The correlated random anisotropy model of the Co-organic composite films

V.V. Kabanov,1* A.V. Shumilin,1 M. Benini,2 T. Mertelj,1 V.A. Dediu2

1Jozef Stefan Institute, Jamova cesta 39, SI-1000 Ljubljana, Slovenia

2CNR-ISMN, Via Piero Gobetti 101, 40129, Bologna, Italy

*viktor.kabanov@ijs.si

We propose the correlated random anisotropy model that describes thin ferromagnetic films hybridized with organic molecular layers. The asymmetry of the molecules leads to the random in-plane anisotropy induced at the surface of the magnetic film. We show that this strongly modifies the magnetic anisotropy of the whole cobalt layer which magnitude critically depends on the correlation radius of random anisotropy (fig. a). When this radius is small even strong induced anisotropy can be neglected. However, with the increase of correlation radius, the effect of molecules starts to dominate the magnetic properties. It results in the colossal increase of the coercive field, modification of the hysteresis loop shape (fig. b), and breaking of the Raleigh law at low fields.

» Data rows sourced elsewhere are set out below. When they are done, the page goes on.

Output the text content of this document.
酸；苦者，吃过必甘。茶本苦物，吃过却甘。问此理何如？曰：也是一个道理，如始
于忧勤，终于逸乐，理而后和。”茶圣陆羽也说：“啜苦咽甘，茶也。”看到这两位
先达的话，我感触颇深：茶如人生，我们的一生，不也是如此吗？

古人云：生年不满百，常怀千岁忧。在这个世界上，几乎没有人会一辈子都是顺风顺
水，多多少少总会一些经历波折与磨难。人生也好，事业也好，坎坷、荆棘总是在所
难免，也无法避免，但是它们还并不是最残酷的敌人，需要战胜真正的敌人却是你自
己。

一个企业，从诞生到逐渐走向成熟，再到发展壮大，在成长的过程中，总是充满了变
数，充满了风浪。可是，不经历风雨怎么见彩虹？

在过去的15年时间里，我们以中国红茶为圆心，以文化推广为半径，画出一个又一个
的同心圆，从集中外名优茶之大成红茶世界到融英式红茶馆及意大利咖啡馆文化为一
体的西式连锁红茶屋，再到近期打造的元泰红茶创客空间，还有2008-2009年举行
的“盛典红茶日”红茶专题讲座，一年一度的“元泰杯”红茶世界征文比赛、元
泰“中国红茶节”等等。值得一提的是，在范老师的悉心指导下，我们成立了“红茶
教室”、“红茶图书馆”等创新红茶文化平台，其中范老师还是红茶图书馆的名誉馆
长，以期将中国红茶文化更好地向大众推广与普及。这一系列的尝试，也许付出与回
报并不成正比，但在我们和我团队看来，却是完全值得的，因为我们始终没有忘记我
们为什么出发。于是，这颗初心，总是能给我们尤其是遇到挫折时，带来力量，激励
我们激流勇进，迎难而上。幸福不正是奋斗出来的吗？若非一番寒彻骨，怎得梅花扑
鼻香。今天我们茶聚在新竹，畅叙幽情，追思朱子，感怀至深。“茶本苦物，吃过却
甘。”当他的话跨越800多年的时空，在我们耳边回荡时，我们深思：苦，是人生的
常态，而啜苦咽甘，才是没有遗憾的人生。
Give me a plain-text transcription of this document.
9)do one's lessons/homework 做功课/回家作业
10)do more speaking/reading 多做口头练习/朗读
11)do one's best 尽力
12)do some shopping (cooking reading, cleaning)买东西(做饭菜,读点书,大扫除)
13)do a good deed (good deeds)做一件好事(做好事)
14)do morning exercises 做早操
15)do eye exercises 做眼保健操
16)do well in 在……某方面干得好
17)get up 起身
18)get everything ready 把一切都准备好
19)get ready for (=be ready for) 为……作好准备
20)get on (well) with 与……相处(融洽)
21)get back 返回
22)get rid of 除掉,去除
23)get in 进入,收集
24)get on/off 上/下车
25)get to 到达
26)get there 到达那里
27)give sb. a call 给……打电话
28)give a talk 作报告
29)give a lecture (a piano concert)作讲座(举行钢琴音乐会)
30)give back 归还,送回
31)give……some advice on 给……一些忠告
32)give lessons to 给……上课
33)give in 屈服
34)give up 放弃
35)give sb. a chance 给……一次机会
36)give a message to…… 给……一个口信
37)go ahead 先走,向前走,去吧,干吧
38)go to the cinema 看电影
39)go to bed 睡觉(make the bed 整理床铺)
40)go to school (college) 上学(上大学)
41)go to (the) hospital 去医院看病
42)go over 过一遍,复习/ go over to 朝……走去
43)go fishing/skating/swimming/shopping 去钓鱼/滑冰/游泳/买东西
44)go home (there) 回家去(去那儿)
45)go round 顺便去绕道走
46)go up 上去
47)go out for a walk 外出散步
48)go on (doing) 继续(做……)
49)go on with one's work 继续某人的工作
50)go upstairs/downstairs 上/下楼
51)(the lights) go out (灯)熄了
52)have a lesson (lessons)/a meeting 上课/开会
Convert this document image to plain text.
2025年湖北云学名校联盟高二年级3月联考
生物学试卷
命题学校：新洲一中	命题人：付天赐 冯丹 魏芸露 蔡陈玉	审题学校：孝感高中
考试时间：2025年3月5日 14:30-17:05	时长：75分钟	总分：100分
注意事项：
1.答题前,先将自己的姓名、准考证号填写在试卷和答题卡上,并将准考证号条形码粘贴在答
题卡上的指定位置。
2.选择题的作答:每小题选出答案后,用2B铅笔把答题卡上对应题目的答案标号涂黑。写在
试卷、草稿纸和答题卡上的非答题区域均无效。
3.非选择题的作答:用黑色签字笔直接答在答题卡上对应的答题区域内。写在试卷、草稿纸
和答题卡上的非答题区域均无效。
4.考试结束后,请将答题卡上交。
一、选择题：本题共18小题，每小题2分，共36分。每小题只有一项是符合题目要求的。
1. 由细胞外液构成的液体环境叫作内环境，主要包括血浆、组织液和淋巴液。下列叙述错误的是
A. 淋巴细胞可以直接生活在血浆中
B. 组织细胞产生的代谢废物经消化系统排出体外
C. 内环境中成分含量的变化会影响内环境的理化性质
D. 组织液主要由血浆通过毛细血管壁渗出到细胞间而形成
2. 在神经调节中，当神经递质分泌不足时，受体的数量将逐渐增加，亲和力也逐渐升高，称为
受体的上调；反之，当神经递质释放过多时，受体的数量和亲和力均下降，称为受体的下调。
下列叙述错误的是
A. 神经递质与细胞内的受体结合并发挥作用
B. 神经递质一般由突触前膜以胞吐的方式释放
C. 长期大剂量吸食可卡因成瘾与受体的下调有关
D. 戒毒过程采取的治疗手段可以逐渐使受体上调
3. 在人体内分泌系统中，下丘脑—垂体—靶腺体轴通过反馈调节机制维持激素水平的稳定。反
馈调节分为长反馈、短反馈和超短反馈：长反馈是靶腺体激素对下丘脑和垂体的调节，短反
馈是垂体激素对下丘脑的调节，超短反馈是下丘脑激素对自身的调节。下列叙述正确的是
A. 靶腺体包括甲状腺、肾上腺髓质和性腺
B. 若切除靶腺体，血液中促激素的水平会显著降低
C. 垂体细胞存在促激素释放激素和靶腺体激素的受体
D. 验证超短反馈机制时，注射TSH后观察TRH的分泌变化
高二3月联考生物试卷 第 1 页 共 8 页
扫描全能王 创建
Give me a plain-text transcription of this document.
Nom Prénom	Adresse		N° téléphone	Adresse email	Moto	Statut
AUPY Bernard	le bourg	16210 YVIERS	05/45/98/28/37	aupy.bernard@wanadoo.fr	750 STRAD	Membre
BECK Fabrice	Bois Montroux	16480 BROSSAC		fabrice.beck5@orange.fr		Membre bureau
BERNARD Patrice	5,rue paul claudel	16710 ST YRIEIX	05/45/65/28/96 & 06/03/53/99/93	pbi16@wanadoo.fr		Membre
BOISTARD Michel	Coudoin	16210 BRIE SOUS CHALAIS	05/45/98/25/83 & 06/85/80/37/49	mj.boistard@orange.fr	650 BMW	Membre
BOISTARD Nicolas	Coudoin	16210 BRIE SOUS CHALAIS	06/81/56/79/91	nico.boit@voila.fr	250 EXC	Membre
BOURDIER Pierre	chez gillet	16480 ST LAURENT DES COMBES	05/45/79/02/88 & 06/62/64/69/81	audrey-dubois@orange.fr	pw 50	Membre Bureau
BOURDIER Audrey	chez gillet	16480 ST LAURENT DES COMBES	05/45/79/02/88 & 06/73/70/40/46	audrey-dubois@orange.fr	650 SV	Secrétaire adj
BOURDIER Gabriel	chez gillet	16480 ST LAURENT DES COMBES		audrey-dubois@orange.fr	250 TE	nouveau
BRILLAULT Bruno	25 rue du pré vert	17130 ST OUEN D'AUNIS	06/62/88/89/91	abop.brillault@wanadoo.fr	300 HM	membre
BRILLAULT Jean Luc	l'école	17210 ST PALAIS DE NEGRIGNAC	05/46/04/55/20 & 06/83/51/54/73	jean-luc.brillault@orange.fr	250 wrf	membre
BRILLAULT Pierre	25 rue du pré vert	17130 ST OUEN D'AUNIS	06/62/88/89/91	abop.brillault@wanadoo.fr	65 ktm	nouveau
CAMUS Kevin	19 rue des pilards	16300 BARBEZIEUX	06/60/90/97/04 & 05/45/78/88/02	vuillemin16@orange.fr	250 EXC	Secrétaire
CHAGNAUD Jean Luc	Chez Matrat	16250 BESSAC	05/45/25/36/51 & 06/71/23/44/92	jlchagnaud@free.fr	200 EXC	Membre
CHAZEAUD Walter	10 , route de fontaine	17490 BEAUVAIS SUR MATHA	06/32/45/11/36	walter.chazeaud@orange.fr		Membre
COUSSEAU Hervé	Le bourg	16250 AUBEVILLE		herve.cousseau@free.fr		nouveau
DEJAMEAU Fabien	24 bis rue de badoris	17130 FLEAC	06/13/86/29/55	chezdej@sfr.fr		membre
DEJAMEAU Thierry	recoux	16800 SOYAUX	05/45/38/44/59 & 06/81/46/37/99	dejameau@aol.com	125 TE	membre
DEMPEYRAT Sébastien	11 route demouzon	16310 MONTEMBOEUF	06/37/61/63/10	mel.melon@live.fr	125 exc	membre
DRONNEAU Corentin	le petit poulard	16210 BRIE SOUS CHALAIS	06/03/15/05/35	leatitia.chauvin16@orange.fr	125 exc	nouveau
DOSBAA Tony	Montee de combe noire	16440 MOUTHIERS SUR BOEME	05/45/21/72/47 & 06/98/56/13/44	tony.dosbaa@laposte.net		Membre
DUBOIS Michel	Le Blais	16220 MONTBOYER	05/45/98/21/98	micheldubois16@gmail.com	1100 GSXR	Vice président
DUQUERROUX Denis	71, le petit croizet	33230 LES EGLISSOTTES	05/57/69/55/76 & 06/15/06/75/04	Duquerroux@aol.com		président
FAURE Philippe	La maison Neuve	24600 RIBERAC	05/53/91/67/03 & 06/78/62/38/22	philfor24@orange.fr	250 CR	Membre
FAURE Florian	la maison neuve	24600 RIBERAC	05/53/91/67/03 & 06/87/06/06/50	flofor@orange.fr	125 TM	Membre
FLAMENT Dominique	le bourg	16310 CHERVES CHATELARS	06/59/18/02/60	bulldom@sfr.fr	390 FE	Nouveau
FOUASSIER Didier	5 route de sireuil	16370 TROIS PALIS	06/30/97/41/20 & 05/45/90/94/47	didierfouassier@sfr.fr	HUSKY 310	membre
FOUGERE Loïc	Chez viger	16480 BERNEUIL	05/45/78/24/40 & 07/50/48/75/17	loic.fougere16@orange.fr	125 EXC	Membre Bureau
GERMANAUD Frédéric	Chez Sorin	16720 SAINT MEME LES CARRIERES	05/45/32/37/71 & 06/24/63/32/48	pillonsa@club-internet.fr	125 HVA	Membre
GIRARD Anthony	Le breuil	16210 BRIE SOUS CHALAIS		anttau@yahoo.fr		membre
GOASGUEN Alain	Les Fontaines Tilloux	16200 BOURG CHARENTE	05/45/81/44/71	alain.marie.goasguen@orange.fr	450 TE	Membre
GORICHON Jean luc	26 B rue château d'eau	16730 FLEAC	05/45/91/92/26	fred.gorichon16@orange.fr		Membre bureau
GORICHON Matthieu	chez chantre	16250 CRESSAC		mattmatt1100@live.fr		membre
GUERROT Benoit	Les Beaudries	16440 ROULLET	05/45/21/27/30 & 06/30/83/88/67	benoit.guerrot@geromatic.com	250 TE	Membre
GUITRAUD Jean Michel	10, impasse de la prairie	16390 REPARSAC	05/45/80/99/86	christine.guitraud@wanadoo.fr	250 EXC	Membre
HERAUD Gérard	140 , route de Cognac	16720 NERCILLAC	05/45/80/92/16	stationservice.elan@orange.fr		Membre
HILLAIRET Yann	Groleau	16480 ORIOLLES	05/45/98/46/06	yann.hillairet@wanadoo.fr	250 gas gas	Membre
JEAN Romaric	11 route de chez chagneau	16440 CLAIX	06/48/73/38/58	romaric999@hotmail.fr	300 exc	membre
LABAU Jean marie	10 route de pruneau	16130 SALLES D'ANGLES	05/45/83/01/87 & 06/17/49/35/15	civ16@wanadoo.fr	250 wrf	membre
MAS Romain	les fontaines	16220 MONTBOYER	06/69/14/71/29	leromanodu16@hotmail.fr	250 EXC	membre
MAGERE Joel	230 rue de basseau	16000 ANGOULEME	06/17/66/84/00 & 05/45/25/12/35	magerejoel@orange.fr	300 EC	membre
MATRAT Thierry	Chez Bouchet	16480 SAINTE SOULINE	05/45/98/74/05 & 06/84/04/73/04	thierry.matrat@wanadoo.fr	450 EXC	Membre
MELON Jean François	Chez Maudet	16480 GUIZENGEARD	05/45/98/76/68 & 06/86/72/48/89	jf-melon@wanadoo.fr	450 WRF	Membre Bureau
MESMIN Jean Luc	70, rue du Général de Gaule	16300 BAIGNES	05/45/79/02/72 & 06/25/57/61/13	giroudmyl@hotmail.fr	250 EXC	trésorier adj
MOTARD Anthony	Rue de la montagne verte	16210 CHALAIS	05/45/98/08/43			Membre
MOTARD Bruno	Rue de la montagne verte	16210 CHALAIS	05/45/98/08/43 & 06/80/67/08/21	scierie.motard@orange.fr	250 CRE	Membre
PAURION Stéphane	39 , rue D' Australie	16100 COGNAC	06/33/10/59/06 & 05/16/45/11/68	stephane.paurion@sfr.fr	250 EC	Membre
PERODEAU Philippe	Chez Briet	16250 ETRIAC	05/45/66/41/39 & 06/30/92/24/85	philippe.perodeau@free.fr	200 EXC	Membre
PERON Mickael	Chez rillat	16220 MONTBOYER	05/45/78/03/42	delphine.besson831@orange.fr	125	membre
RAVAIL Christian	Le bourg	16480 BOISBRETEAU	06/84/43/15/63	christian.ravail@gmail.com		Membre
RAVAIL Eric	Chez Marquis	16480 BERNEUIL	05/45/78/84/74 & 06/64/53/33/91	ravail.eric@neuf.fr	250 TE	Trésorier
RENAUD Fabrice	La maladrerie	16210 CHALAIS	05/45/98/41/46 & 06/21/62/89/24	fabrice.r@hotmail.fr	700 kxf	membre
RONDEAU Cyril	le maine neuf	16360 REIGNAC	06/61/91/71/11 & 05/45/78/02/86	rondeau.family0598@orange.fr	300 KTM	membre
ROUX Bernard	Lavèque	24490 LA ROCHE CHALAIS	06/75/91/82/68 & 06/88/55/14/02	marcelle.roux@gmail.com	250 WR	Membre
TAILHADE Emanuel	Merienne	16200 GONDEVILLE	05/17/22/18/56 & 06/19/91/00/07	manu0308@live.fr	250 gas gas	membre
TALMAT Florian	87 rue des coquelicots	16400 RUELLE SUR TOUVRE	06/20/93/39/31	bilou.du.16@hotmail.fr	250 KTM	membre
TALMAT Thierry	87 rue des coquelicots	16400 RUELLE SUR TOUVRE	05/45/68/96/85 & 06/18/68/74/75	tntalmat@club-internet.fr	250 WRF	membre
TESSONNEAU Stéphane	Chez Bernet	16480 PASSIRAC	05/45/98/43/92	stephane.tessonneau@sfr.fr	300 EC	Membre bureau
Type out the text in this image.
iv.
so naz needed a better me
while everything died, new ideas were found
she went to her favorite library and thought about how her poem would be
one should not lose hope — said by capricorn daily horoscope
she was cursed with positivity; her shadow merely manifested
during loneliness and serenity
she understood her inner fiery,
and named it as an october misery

Physically, the effect results from the modification of pseudoground states in the magnetic film. At a low correlation radius the state can be described by standard domain wall picture, while at larger correlation radiuses a correlated spin glass state emerges.

Acknowledgements

We acknowledge the support of the EC projects INTERFAST (H2020-FET-OPEN-965046).

Fig. 1. a) The correlation radius rc of molecule-induced anisotropy. b) Hysteresis loops for different values of rc.